Em um lugar esquecido há muito pelas empresas que abusaram de seu povo e poluíram suas terras, um milagre feito pelo homem está ocorrendo no sudoeste da Bahia.

Começou em 2 de setembro de 2024 e vai até esta sexta-feira, dia 20.

Uma força-tarefa relacionada à exposição ao amianto está realizando o rastreamento gratuito da saúde de 450 indivíduos das cidades baianas do entorno de Bom Jesus da Serra e Poções, como Caetanos e Planalto.

Todos estão sendo submetidos a exames clínicos, testes de espirometria e tomografia pulmonar de baixa dose.

Um projeto pioneiro, que acontece em duas etapas e localidades.

De 2 a 13 de setembro, a avaliação da saúde foi realizada em Bom Jesus da Serra [1], em uma escola nova construída totalmente sem amianto.

De 16 de 20 de setembro, na área central de Poções, onde de 1939 a 1967 funcionou a primeira mineração de amianto no Brasil.

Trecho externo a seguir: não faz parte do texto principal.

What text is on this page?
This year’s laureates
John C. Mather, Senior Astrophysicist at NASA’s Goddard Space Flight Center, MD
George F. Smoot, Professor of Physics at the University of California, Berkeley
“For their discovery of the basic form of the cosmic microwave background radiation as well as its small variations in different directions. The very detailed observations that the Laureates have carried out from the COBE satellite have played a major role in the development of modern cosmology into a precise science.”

As pessoas elegíveis para os check-ups médicos foram identificadas por profissionais de saúde desses municípios por terem alto risco de contrair doenças relacionadas ao amianto devido à exposição pregressa ocupacional e doméstica ou mesmo ambiental, como ocorre até hoje com casas construídas e estradas pavimentadas com resíduos da mineração [2]

Apoie o jornalismo independente

A sua organização foi liderada pela Associação Brasileira dos Expostos ao Amianto (Abrea) e sua afiliada na Bahia, a Avicafe (Associação das Vítimas Contaminadas pelo Aminto e Famílias Expostas).

Foram muitos meses de trabalho, envolvendo muito planejamento, dezenas de funcionários, departamentos médicos de várias instituições de saúde, agências locais e estaduais e uma complexa logística.

Embora há cinco anos um programa de triagem piloto tenha sido realizado em Minas Gerais, o escopo da iniciativa na Bahia é quase duas vezes maior [3].

Como em 2019, a maior parte do financiamento do programa foi proveniente de multas aplicadas pelo Ministério Público do Trabalho (MPT) a empresas condenadas por danos morais coletivos pagos devido a infrações e por não protegerem os seus trabalhadores dos riscos laborais [4].

31 de agosto de 2024: Caminhão (à esq.) contendo tomógrafo de última geração (à dir.), do Hospital do Câncer de Barretos (Hospital de Amor), no interior de São Paulo, chega a Bom Jesus da Serra (BA). Dois dias depois, em 2 de setembro, começa o programa oficial de rastreamento. Fotos: Abrea e Avicafe

O MPT destinou ao programa R$ 540.000,00.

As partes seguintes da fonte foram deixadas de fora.